Ellis is being held on seven bonds – two for rape charges, one for a burglary charge, one regarding a theft of property charge and three instances of worthless check charges – totaling $362,250. The bonding company he is using, Thomas said, would have at least 104 bonds totaling in excess of $1.2 million in Pike County alone, if he approved Ellis’ release.

“I am not satisfied with that,” Thomas said. “I don’t feel that is a good surety.”

Ellis is accused of raping two women on the same day in Hunter’s Mountain Mobile Estates off U.S. Highway 231 in Troy. The rapes happened on March 26 and he was charged almost a month later on April 25.

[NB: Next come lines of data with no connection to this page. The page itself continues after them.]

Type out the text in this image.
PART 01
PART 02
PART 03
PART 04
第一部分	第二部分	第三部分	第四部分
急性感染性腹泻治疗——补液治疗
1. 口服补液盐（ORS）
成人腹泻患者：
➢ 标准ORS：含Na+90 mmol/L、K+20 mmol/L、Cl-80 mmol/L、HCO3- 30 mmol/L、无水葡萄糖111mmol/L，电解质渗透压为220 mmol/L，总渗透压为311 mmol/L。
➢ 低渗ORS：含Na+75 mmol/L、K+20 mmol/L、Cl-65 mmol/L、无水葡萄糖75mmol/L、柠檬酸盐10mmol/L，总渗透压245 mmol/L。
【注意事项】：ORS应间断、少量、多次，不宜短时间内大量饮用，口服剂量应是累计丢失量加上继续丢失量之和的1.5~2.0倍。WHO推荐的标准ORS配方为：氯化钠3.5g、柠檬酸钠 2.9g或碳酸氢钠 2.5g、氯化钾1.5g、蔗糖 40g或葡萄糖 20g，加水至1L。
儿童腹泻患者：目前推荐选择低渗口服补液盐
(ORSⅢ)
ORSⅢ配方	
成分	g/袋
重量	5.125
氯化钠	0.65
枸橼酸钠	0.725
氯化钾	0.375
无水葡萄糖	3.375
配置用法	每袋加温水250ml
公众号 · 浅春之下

“This is one of the more frightening cases here in Troy and Pike County that I have seen as far as people being fearful and scared,” Thomas said, adding that gun permit sales rose by several hundred percent after the rapes. “What happened to these young ladies, they are going to have to live with for the rest of their life.”

Thomas said Ellis “has no ties to the community, no family in the community and no job in the community.” Ellis is self-employed, Thomas said, at a building he only recently rented to use as a car wash. The sheriff believes that isn’t enough to keep him in Pike County and said the accused man is a flight risk.

“I have explained to his lawyer that there are ways that he can force me,” Thomas said. “There are ways that they can get it before the judge and have the court decide.

And that’s what Ellis’ attorney plans to do.

As early as Wednesday morning, J. Carlton Taylor will file a writ of Habeas corpus, a legal action that requires a person under arrest be brought before a judge.

“My client is not a flight risk and he’s ready to go to court,” Taylor said on Tuesday. “He’s not a danger to the community. If he was, the judge (William Hightower) wouldn’t have reduced his bond.”

READ ABOUT ELLIS’ BOND REDUCTION AND WATCH A VIDEO HERE.

Taylor said he’d be working on the paperwork for the writ Tuesday night.

Cornelius Collins, with the Alternative Justice bail bond company used by Ellis, said he can write up to $1 million single bonds and he is “not concerned because I know I can.”

He said he’s never had a client denied before due to a surety issue.

“I’ve seen a lot of bonding companies come and go,” Thomas said. “I just can’t approve it under these conditions.”

Thomas said his stance is one he is sure of.

“The star, the badge, is a symbol of honor and in history it stands for something,” Thomas said. “It should stand for right and wrong and justice, and so should a sheriff.”